I don’t want to go anywhere with this woman. I barely dare think of what she’s implying—that Bishop knew about her, knew that my father was stealing me from my grandmother—but running away with Beryl isn’t about fleeing Bishop.

I do want answers from him. I want to give him the chance to defend himself.

But right now, he’s running blindly into danger, after winning an Alpha challenge. He’s wounded and exhausted. The whole Pack is, from the stress of the fight and from the skirmishes afterward.

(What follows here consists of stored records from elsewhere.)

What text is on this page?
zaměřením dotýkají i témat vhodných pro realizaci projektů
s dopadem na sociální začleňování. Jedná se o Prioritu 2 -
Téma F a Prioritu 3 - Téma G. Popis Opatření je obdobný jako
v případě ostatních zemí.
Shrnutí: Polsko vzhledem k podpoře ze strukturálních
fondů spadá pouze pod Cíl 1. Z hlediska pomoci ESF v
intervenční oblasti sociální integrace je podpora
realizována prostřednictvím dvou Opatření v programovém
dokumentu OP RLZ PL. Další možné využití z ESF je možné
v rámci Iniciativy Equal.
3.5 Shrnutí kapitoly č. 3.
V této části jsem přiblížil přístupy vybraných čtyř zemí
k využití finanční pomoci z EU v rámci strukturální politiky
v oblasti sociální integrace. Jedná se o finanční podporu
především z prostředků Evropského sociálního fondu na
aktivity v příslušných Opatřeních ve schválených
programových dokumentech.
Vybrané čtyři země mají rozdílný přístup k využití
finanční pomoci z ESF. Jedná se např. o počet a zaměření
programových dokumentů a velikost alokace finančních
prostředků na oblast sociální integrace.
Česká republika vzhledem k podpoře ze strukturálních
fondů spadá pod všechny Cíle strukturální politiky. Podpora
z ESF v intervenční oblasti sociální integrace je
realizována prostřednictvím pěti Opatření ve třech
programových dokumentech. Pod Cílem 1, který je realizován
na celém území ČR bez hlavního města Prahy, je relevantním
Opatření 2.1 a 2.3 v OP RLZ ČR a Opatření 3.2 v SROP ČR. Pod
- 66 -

I’m not sure I can protect Bishop if he runs in here. And I sure as hell won’t stand by and watch him die.

This is what it means to be a witch. That’s what my mother taught me. Sometimes we stand and fight, and sometimes we run and hide until we can fight.

I will go with Beryl if it means protecting Bishop and the Pack, and then dealing with Beryl later.

“Cordelia is right,” Marjorie says quickly. “We need to leave.”

Beryl only turns her gaze to the door, as his footsteps pound closer.

“Grandmother?” I say, hoping the name will help. “Please. You came for me, right? I’m here. I’ll leave with you.”

“I came for you,” she says. “But I also came for revenge.”

“Silas is dead,” Marjorie says quickly. “I told you that. Bishop killed him in an Alpha challenge. You have your revenge.”

“Not all of it,” Beryl says, and a chill races through me as her gaze never leaves that door.

“Bishop didn’t know about you,” Marjorie says. “You told me that.” Her gaze flicks my way. “Bishop knew nothing about this. The deal to hand Cordelia over was between Beryl and Silas. Bishop—”

Beryl flicks her fingers Marjorie’s way, like she’s swatting an annoying gnat.

Marjorie stumbles, but catches herself on the wall, still talking to me. “Bishop arranged the attack with supernaturals that Silas told him he’d hired. Mercenaries. Bishop had no idea your grandmother was behind it. He has no idea you have a grandmother.”

Footsteps squeak to a halt right outside the door. Then the knob turns.